If you needed anything other than groceries it usually meant a trip to Noumea. I’d keep a running list of wants in Noumea. Sporting goods, food, appliances, furniture, toys etc. And I never went to Noumea without asking the  gang if there were any wants. About 2 years ago Decathalon opened in Noumea. It’s a huge sporting store with everything you can imagine from camping gear to tennis gear to equestrian gear. In the past year, Koné has gotten; Darty, a home appliance store chain, Mr Bricolage, a home improvement store, Stop Affaires, a clothing, sports & homewares store and Fly, kind of like the French IKEA. There is a kitchen store, a shoe store and a laundromat. When they opened I heard so many people say, we don’t need to go to Noumea anymore! 


In the beginning we only ever ate out in Noumea. And we still probably only eat out once every 8 weeks or less. It’s a good habit that I know will be hard to keep up after we leave. Four years ago there were the three hotel restaurants; La Nea, Koniambo and Hibiscus. All serving generally the same food. There was one pizza place and L’Escale. All of the restaurants only opened after 6:30pm. Not ideal for feeding children under 5. But, that’s the French way, and who am I to judge their culture. Since the beginning we have had an influx of new options; Mamma Mia, an Italian restaurant, a Chinese restaurant in the mall, and most recently The Stone Grill. Add to that the new Food truck area in Pouembout with three food trucks, including the red kebab truck ( yummy!!) on Wednesday there is an ice cream truck at the Aire de Repos and as always Tania’s rotisserie chicken truck. Rumour has it McDonalds has purchased land but who knows is that is true. 

Green Acre Subdivision 

When we moved here Green Acre was THE  place. It had the biggest houses and yards and it housed basically only the expat community. If you wanted a house in Green Acre then good luck! Eventually a few houses became available and now there are even empty houses!! As the expat community shrinks, the subdivision now houses people from all places of work. It’s much quieter. We used to have play groups with 20 kids now we have 4 not in school. 
The community in general

General changes in the community include two more hairdressers, a new large OPT building being built, a fishing and baby store, two caves aux vins, a large building being built in the only parking lot in ‘downtown’ The hospital and cinema are being built. The new college and another pharmacy have opened in Pouembout and of course the pool is open. 

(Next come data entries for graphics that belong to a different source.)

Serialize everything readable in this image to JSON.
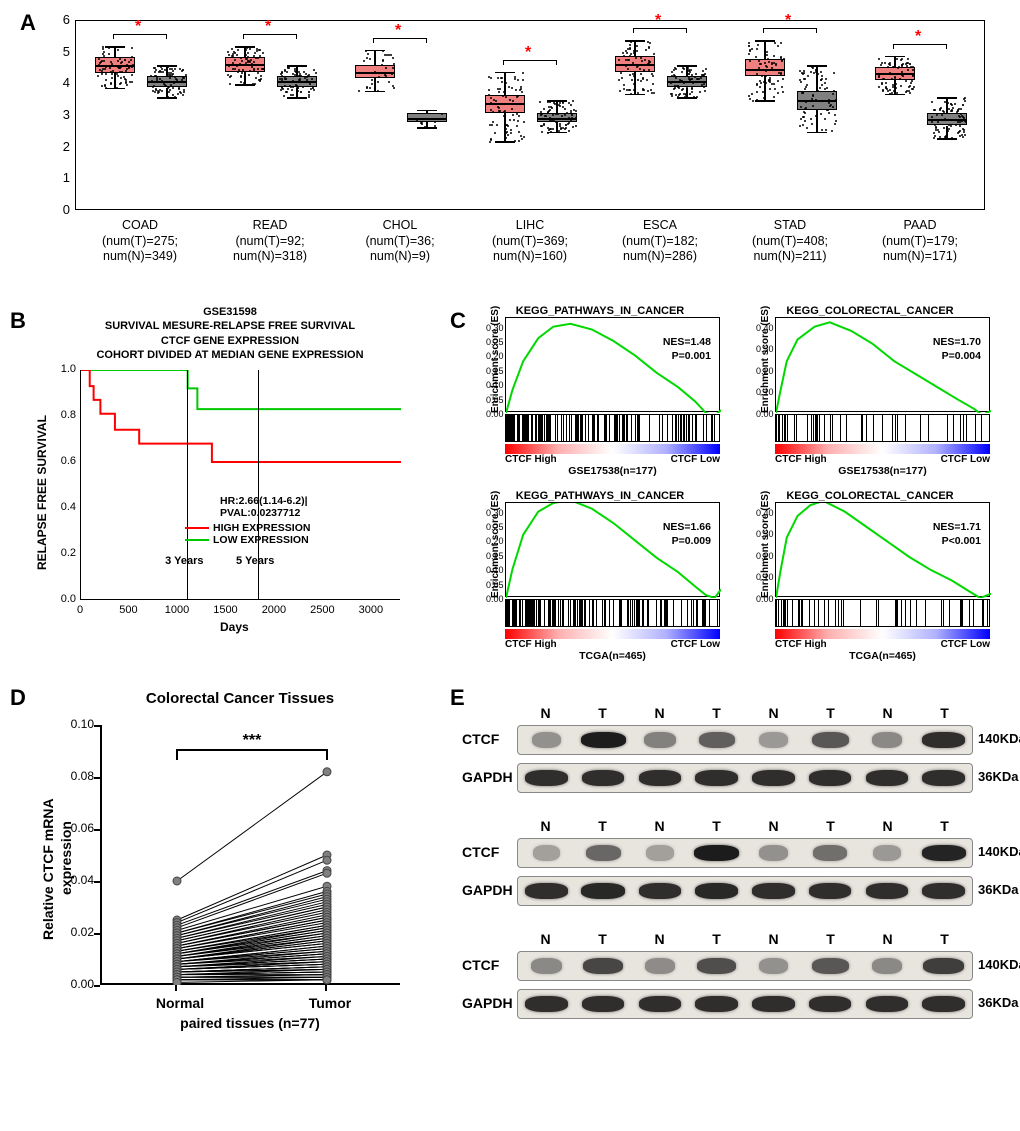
{
  "panelA": {
    "label": "A",
    "y_ticks": [
      0,
      1,
      2,
      3,
      4,
      5,
      6
    ],
    "ymax": 6,
    "colors": {
      "tumor": "#f08080",
      "normal": "#808080"
    },
    "sig_marker": "*",
    "groups": [
      {
        "name": "COAD",
        "T_n": 275,
        "N_n": 349,
        "T": {
          "q1": 4.35,
          "med": 4.6,
          "q3": 4.85,
          "lo": 3.9,
          "hi": 5.2
        },
        "N": {
          "q1": 3.9,
          "med": 4.1,
          "q3": 4.25,
          "lo": 3.6,
          "hi": 4.6
        }
      },
      {
        "name": "READ",
        "T_n": 92,
        "N_n": 318,
        "T": {
          "q1": 4.4,
          "med": 4.65,
          "q3": 4.85,
          "lo": 4.0,
          "hi": 5.2
        },
        "N": {
          "q1": 3.9,
          "med": 4.1,
          "q3": 4.25,
          "lo": 3.6,
          "hi": 4.6
        }
      },
      {
        "name": "CHOL",
        "T_n": 36,
        "N_n": 9,
        "T": {
          "q1": 4.2,
          "med": 4.4,
          "q3": 4.6,
          "lo": 3.8,
          "hi": 5.1
        },
        "N": {
          "q1": 2.8,
          "med": 2.95,
          "q3": 3.1,
          "lo": 2.65,
          "hi": 3.2
        }
      },
      {
        "name": "LIHC",
        "T_n": 369,
        "N_n": 160,
        "T": {
          "q1": 3.1,
          "med": 3.4,
          "q3": 3.65,
          "lo": 2.2,
          "hi": 4.4
        },
        "N": {
          "q1": 2.8,
          "med": 2.95,
          "q3": 3.1,
          "lo": 2.5,
          "hi": 3.5
        }
      },
      {
        "name": "ESCA",
        "T_n": 182,
        "N_n": 286,
        "T": {
          "q1": 4.4,
          "med": 4.65,
          "q3": 4.9,
          "lo": 3.7,
          "hi": 5.4
        },
        "N": {
          "q1": 3.9,
          "med": 4.1,
          "q3": 4.25,
          "lo": 3.6,
          "hi": 4.6
        }
      },
      {
        "name": "STAD",
        "T_n": 408,
        "N_n": 211,
        "T": {
          "q1": 4.25,
          "med": 4.5,
          "q3": 4.8,
          "lo": 3.5,
          "hi": 5.4
        },
        "N": {
          "q1": 3.2,
          "med": 3.5,
          "q3": 3.8,
          "lo": 2.5,
          "hi": 4.6
        }
      },
      {
        "name": "PAAD",
        "T_n": 179,
        "N_n": 171,
        "T": {
          "q1": 4.15,
          "med": 4.35,
          "q3": 4.55,
          "lo": 3.7,
          "hi": 4.9
        },
        "N": {
          "q1": 2.7,
          "med": 2.9,
          "q3": 3.1,
          "lo": 2.3,
          "hi": 3.6
        }
      }
    ]
  },
  "panelB": {
    "label": "B",
    "dataset": "GSE31598",
    "title_lines": [
      "SURVIVAL MESURE-RELAPSE FREE SURVIVAL",
      "CTCF GENE EXPRESSION",
      "COHORT DIVIDED AT MEDIAN GENE EXPRESSION"
    ],
    "y_label": "RELAPSE FREE SURVIVAL",
    "x_label": "Days",
    "y_ticks": [
      0.0,
      0.2,
      0.4,
      0.6,
      0.8,
      1.0
    ],
    "x_ticks": [
      0,
      500,
      1000,
      1500,
      2000,
      2500,
      3000
    ],
    "xmax": 3300,
    "vlines": [
      {
        "x": 1095,
        "label": "3 Years"
      },
      {
        "x": 1825,
        "label": "5 Years"
      }
    ],
    "hr_text": "HR:2.66(1.14-6.2)|",
    "pval_text": "PVAL:0.0237712",
    "legend": [
      {
        "label": "HIGH EXPRESSION",
        "color": "#ff0000"
      },
      {
        "label": "LOW EXPRESSION",
        "color": "#00c800"
      }
    ],
    "high_curve": [
      [
        0,
        1.0
      ],
      [
        90,
        1.0
      ],
      [
        90,
        0.93
      ],
      [
        130,
        0.93
      ],
      [
        130,
        0.87
      ],
      [
        200,
        0.87
      ],
      [
        200,
        0.81
      ],
      [
        350,
        0.81
      ],
      [
        350,
        0.74
      ],
      [
        600,
        0.74
      ],
      [
        600,
        0.68
      ],
      [
        1050,
        0.68
      ],
      [
        1050,
        0.68
      ],
      [
        1350,
        0.68
      ],
      [
        1350,
        0.6
      ],
      [
        3300,
        0.6
      ]
    ],
    "low_curve": [
      [
        0,
        1.0
      ],
      [
        1100,
        1.0
      ],
      [
        1100,
        0.92
      ],
      [
        1200,
        0.92
      ],
      [
        1200,
        0.83
      ],
      [
        3300,
        0.83
      ]
    ]
  },
  "panelC": {
    "label": "C",
    "ylabel": "Enrichment score (ES)",
    "xlabels": [
      "CTCF High",
      "CTCF Low"
    ],
    "gradient_colors": [
      "#ff0000",
      "#ffb0b0",
      "#ffffff",
      "#b0b0ff",
      "#0000ff"
    ],
    "plots": [
      {
        "title": "KEGG_PATHWAYS_IN_CANCER",
        "nes": "NES=1.48",
        "p": "P=0.001",
        "cohort": "GSE17538(n=177)",
        "y_ticks": [
          0.0,
          0.05,
          0.1,
          0.15,
          0.2,
          0.25,
          0.3
        ],
        "ymax": 0.3,
        "curve": [
          [
            0,
            0
          ],
          [
            0.03,
            0.08
          ],
          [
            0.08,
            0.18
          ],
          [
            0.15,
            0.26
          ],
          [
            0.22,
            0.3
          ],
          [
            0.3,
            0.31
          ],
          [
            0.4,
            0.29
          ],
          [
            0.5,
            0.25
          ],
          [
            0.6,
            0.2
          ],
          [
            0.7,
            0.14
          ],
          [
            0.8,
            0.09
          ],
          [
            0.88,
            0.04
          ],
          [
            0.93,
            0.0
          ],
          [
            0.97,
            -0.01
          ],
          [
            1.0,
            0.01
          ]
        ]
      },
      {
        "title": "KEGG_COLORECTAL_CANCER",
        "nes": "NES=1.70",
        "p": "P=0.004",
        "cohort": "GSE17538(n=177)",
        "y_ticks": [
          0.0,
          0.1,
          0.2,
          0.3,
          0.4
        ],
        "ymax": 0.4,
        "curve": [
          [
            0,
            0
          ],
          [
            0.02,
            0.1
          ],
          [
            0.05,
            0.24
          ],
          [
            0.1,
            0.34
          ],
          [
            0.18,
            0.4
          ],
          [
            0.25,
            0.42
          ],
          [
            0.35,
            0.38
          ],
          [
            0.45,
            0.32
          ],
          [
            0.55,
            0.24
          ],
          [
            0.65,
            0.18
          ],
          [
            0.75,
            0.12
          ],
          [
            0.85,
            0.06
          ],
          [
            0.92,
            0.02
          ],
          [
            0.96,
            -0.01
          ],
          [
            1.0,
            0.01
          ]
        ]
      },
      {
        "title": "KEGG_PATHWAYS_IN_CANCER",
        "nes": "NES=1.66",
        "p": "P=0.009",
        "cohort": "TCGA(n=465)",
        "y_ticks": [
          0.0,
          0.05,
          0.1,
          0.15,
          0.2,
          0.25,
          0.3
        ],
        "ymax": 0.3,
        "curve": [
          [
            0,
            0
          ],
          [
            0.03,
            0.1
          ],
          [
            0.08,
            0.22
          ],
          [
            0.15,
            0.3
          ],
          [
            0.22,
            0.33
          ],
          [
            0.3,
            0.34
          ],
          [
            0.4,
            0.31
          ],
          [
            0.5,
            0.26
          ],
          [
            0.6,
            0.2
          ],
          [
            0.7,
            0.14
          ],
          [
            0.8,
            0.09
          ],
          [
            0.88,
            0.04
          ],
          [
            0.93,
            0.01
          ],
          [
            0.97,
            0.0
          ],
          [
            1.0,
            0.03
          ]
        ]
      },
      {
        "title": "KEGG_COLORECTAL_CANCER",
        "nes": "NES=1.71",
        "p": "P<0.001",
        "cohort": "TCGA(n=465)",
        "y_ticks": [
          0.0,
          0.1,
          0.2,
          0.3,
          0.4
        ],
        "ymax": 0.4,
        "curve": [
          [
            0,
            0
          ],
          [
            0.02,
            0.12
          ],
          [
            0.05,
            0.28
          ],
          [
            0.1,
            0.38
          ],
          [
            0.16,
            0.43
          ],
          [
            0.22,
            0.45
          ],
          [
            0.32,
            0.4
          ],
          [
            0.42,
            0.33
          ],
          [
            0.52,
            0.26
          ],
          [
            0.62,
            0.19
          ],
          [
            0.72,
            0.13
          ],
          [
            0.82,
            0.08
          ],
          [
            0.9,
            0.03
          ],
          [
            0.95,
            0.0
          ],
          [
            1.0,
            0.02
          ]
        ]
      }
    ]
  },
  "panelD": {
    "label": "D",
    "title": "Colorectal Cancer Tissues",
    "y_label_l1": "Relative CTCF mRNA",
    "y_label_l2": "expression",
    "x_label": "paired tissues (n=77)",
    "x_cats": [
      "Normal",
      "Tumor"
    ],
    "y_ticks": [
      0.0,
      0.02,
      0.04,
      0.06,
      0.08,
      0.1
    ],
    "ymax": 0.1,
    "sig": "***",
    "pairs": [
      [
        0.04,
        0.082
      ],
      [
        0.025,
        0.05
      ],
      [
        0.024,
        0.048
      ],
      [
        0.023,
        0.044
      ],
      [
        0.022,
        0.043
      ],
      [
        0.021,
        0.038
      ],
      [
        0.02,
        0.036
      ],
      [
        0.02,
        0.035
      ],
      [
        0.019,
        0.034
      ],
      [
        0.019,
        0.033
      ],
      [
        0.018,
        0.032
      ],
      [
        0.018,
        0.031
      ],
      [
        0.017,
        0.03
      ],
      [
        0.017,
        0.03
      ],
      [
        0.016,
        0.029
      ],
      [
        0.016,
        0.028
      ],
      [
        0.015,
        0.027
      ],
      [
        0.015,
        0.026
      ],
      [
        0.015,
        0.026
      ],
      [
        0.014,
        0.025
      ],
      [
        0.014,
        0.025
      ],
      [
        0.014,
        0.024
      ],
      [
        0.013,
        0.023
      ],
      [
        0.013,
        0.023
      ],
      [
        0.013,
        0.022
      ],
      [
        0.012,
        0.022
      ],
      [
        0.012,
        0.021
      ],
      [
        0.012,
        0.021
      ],
      [
        0.012,
        0.02
      ],
      [
        0.011,
        0.02
      ],
      [
        0.011,
        0.019
      ],
      [
        0.011,
        0.019
      ],
      [
        0.011,
        0.018
      ],
      [
        0.01,
        0.018
      ],
      [
        0.01,
        0.017
      ],
      [
        0.01,
        0.017
      ],
      [
        0.01,
        0.016
      ],
      [
        0.01,
        0.016
      ],
      [
        0.009,
        0.015
      ],
      [
        0.009,
        0.015
      ],
      [
        0.009,
        0.014
      ],
      [
        0.009,
        0.014
      ],
      [
        0.009,
        0.013
      ],
      [
        0.008,
        0.013
      ],
      [
        0.008,
        0.012
      ],
      [
        0.008,
        0.012
      ],
      [
        0.008,
        0.012
      ],
      [
        0.008,
        0.011
      ],
      [
        0.007,
        0.011
      ],
      [
        0.007,
        0.01
      ],
      [
        0.007,
        0.01
      ],
      [
        0.007,
        0.01
      ],
      [
        0.007,
        0.009
      ],
      [
        0.006,
        0.009
      ],
      [
        0.006,
        0.009
      ],
      [
        0.006,
        0.008
      ],
      [
        0.006,
        0.008
      ],
      [
        0.006,
        0.008
      ],
      [
        0.005,
        0.007
      ],
      [
        0.005,
        0.007
      ],
      [
        0.005,
        0.007
      ],
      [
        0.005,
        0.006
      ],
      [
        0.005,
        0.006
      ],
      [
        0.004,
        0.006
      ],
      [
        0.004,
        0.005
      ],
      [
        0.004,
        0.005
      ],
      [
        0.004,
        0.005
      ],
      [
        0.004,
        0.004
      ],
      [
        0.003,
        0.004
      ],
      [
        0.003,
        0.004
      ],
      [
        0.003,
        0.003
      ],
      [
        0.003,
        0.003
      ],
      [
        0.002,
        0.003
      ],
      [
        0.002,
        0.002
      ],
      [
        0.002,
        0.002
      ],
      [
        0.002,
        0.002
      ],
      [
        0.001,
        0.002
      ]
    ]
  },
  "panelE": {
    "label": "E",
    "lane_header": [
      "N",
      "T",
      "N",
      "T",
      "N",
      "T",
      "N",
      "T"
    ],
    "proteins": {
      "ctcf": "CTCF",
      "gapdh": "GAPDH"
    },
    "kda": {
      "ctcf": "140KDa",
      "gapdh": "36KDa"
    },
    "background": "#e8e4de",
    "rows": [
      {
        "ctcf_intensity": [
          0.25,
          0.95,
          0.35,
          0.55,
          0.2,
          0.6,
          0.3,
          0.85
        ],
        "gapdh_intensity": [
          0.85,
          0.85,
          0.85,
          0.85,
          0.85,
          0.85,
          0.85,
          0.85
        ]
      },
      {
        "ctcf_intensity": [
          0.15,
          0.5,
          0.15,
          0.95,
          0.25,
          0.45,
          0.2,
          0.9
        ],
        "gapdh_intensity": [
          0.85,
          0.88,
          0.85,
          0.88,
          0.85,
          0.85,
          0.85,
          0.85
        ]
      },
      {
        "ctcf_intensity": [
          0.3,
          0.7,
          0.28,
          0.65,
          0.25,
          0.6,
          0.3,
          0.75
        ],
        "gapdh_intensity": [
          0.85,
          0.85,
          0.85,
          0.85,
          0.85,
          0.85,
          0.85,
          0.85
        ]
      }
    ]
  }
}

The changes really are drastic and empty fields are now filled with houses. You can buy curtain rods, towels, muffin tins, and plastic storage containers. For those that have never been here it sounds pretty basic but that was life at the beginning of our four years here. In a way I am happy that we experienced the beginning. It made me more flexible in cooking, less reliant on what we knew and much more open to trying different things. It’s been fun to live in a community that is always growing, changing and developing. It’s made us also much more patient. Sometimes you have to wait. The ‘I see it, I want it, I get it attitude’ can’t exist here and sometimes waiting for things let’s us realize two things, first, that you appreciate things more when you’ve waited. And secondly, sometimes waiting makes you realize that you really didn’t want or need that item. It was just a fleet idea. In any case, life has forever changed in Koné and for us. I’d love to see what the future holds for Koné.